The structure of Ti-doped sodium aluminum deuteride has been determined using Rietveld refinement of X-ray and neutron powder diffraction data and compared to values for undoped NaAlD4 and NaAlH4. The refined lattice parameters for the tetragonal NaAlD4 structure are found to be a=5.010Å and c=11.323Å, while those of the monoclinic Na3AlD6 structure are a=5.402Å, b=5.507Å, c=7.725Å, and β=89.491°. Results of ab initio calculations of the lattice parameters are within a few percent of the Rietveld-refined values. The generalized gradient approximation (GGA) is found to produce significantly better agreement with the experimental data than the local-density approximation (LDA), which is attributed to a very inhomogeneous distribution of electronic density in the alanates. The Rietveld refinement, LDA, and GGA results for the Al–H bond length in NaAlD4 are 1.626, 1.634, and 1.631Å, respectively. Refined values of the Al–H bond lengths in Na3AlD6, are in agreement within 2% of earlier work on undoped Na3AlD6 [J. Alloy Comp. 299 (1–2) (2000) 101]. The calculated GGA formation energies for the decomposition reactions of NaAlD4 and Na3AlD6 are 33.5 and 49.9kJ/mol of H2, respectively.

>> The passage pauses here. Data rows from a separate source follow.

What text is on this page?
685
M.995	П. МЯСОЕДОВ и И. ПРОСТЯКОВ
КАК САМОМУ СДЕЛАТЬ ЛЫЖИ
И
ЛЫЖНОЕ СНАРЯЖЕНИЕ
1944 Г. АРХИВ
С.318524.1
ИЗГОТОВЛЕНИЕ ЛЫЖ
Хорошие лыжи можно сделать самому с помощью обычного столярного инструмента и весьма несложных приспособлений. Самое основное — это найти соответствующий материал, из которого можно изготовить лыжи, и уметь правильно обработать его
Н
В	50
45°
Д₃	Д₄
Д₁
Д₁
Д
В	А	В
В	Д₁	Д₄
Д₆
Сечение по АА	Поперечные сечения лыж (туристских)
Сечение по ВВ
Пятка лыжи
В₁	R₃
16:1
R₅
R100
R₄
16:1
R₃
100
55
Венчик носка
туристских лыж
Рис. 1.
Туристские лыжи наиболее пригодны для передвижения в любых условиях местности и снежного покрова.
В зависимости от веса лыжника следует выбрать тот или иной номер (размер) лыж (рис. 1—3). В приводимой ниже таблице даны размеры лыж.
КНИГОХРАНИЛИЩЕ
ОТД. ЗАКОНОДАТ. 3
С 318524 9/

The corresponding LDA values are significantly higher: 44.6 and 70.3kJ/mol of H2. Comparison with the experimental enthalpy data suggests that the GGA results are in a very good agreement with the measured ΔH [Proceedings of the 1999 DOE Hydrogen Program Annual Peer Review, NREL/CP-570-26938; J. Alloy Comp. 302 (1–2) (2000) 36]. Detailed theoretical analyses of the electronic band structure, valence charge density distribution, and lattice bonding properties are given.